When the local host problems, the remote host also retains a copy of the same data, can continue to use, to ensure the security of the data.

DRBD is a fast-level synchronous replication technology implemented by the Linux kernel module that achieves the same shared storage effect as a SAN.

Advantages:

    • Two-node, simple deployment, simple switching logic

    • Low cost compared to SAN storage networks

    • Ensure strong consistency of data

Disadvantages:

    • Greater impact on IO performance

    • Read operation not available from library

5. Distributed Protocol

The distributed protocol is a good solution to the data consistency problem. The more common scenarios are as follows:

MySQL Cluster

MySQL Cluster is the official set of deployment scenarios that enable database high availability and data consistency by using the NDB storage engine to back up redundant data in real time.

Advantages:

    • Use all official components and do not rely on third-party software

    • Can achieve strong consistency of data

Disadvantages:

    • Domestic use of less

    • Configuration is more complex and requires the use of the NDB storage engine, which differs from the MySQL conventional engine

    • At least three nodes

Galera

MySQL high-availability set based on Galera, is the MySQL set solution for multi-master data synchronization, which is simple to use, no single point of failure, and high availability. The common architecture is as follows:

Advantages:

    • Multi-Master Write, no delay replication, can ensure strong data consistency

    • There are mature communities, with internet companies in large-scale use

    • Automatic failover, automatic addition, culling of nodes

Disadvantages:

    • Need to hit Wsrep patch for native MySQL node

    • Supports only InnoDB storage engine

    • At least three nodes

P Ax OS

The problem solved by the Paxos algorithm is how a distributed system can agree on a value (resolution). This algorithm is considered to be the most effective of the same kind of algorithm. The combination of Paxos and MySQL can achieve strong consistency in distributed MySQL data. The common architecture is as follows:

Advantages:

    • Multi-Master Write, no delay replication, can ensure strong data consistency

    • Have a mature theoretical foundation

    • Automatic failover, automatic addition, culling of nodes

Disadvantages:

    • Supports only InnoDB storage engine

    • At least three nodes

Summarize

With the continuous improvement of data consistency, more and more methods are tried to solve the problem of distributed data consistency, such as the optimization of MySQL itself, the optimization of MySQL set architecture, Paxos, Raft, the introduction of 2PC algorithm, etc.

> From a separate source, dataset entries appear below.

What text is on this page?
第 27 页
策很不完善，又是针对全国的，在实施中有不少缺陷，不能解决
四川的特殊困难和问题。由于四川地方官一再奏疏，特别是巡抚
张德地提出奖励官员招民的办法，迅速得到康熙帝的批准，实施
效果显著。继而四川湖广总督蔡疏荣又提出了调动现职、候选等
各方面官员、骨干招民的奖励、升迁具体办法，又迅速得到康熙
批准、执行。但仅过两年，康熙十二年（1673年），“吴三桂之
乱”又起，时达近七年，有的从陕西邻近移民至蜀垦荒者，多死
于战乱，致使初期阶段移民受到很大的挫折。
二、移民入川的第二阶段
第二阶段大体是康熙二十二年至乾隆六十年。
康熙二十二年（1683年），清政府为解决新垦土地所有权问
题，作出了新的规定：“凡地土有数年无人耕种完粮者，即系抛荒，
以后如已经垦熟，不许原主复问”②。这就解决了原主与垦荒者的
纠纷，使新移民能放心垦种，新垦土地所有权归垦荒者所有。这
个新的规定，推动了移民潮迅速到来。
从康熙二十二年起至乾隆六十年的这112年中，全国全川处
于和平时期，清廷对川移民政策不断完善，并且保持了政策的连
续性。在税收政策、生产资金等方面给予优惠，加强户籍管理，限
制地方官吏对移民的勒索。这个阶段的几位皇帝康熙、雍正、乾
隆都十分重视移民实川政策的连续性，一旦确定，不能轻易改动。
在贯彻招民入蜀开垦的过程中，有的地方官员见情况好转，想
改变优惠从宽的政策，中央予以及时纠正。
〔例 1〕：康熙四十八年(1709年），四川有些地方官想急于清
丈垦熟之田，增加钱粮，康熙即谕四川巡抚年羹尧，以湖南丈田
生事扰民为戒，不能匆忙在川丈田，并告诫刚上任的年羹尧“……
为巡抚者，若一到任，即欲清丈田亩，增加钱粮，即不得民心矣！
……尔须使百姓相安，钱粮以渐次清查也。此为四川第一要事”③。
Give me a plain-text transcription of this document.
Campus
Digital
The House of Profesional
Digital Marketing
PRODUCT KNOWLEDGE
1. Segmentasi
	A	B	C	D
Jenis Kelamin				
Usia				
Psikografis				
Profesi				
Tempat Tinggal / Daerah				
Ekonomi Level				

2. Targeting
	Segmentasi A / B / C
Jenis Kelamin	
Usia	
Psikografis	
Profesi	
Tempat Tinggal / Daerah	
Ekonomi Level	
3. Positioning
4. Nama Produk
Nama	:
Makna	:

and using the distributed algorithm to solve the MySQL database data consistency problem method, also more and more accepted by people, a series of mature products such as phxsql, MariaDB galera Cluster, Percona XtraDB More and more cluster are being used on a large scale.

With the official MySQL Group replication ga, the use of distributed protocols to solve data consistency problem has become the mainstream direction. Expect more and more excellent solutions to be proposed, MySQL high-availability problems can be better solved. Electric Forklift

10 common MySQL high-availability Scheme selection interpretation

Related Article

Contact Us

The content source of this page is from Internet, which doesn't represent Alibaba Cloud's opinion; products and services mentioned on that page don't have any relationship with Alibaba Cloud. If the content of the page makes you feel confusing, please write us an email, we will handle the problem within 5 days after receiving your email.

If you find any instances of plagiarism from the community, please send an email to: info-contact@alibabacloud.com and provide relevant evidence. A staff member will contact you within 5 working days.

A Free Trial That Lets You Build Big!

Start building with 50+ products and up to 12 months usage for Elastic Compute Service

  • Sales Support

    1 on 1 presale consultation

  • After-Sales Support

    24/7 Technical Support 6 Free Tickets per Quarter Faster Response

  • Alibaba Cloud offers highly flexible support services tailored to meet your exact needs.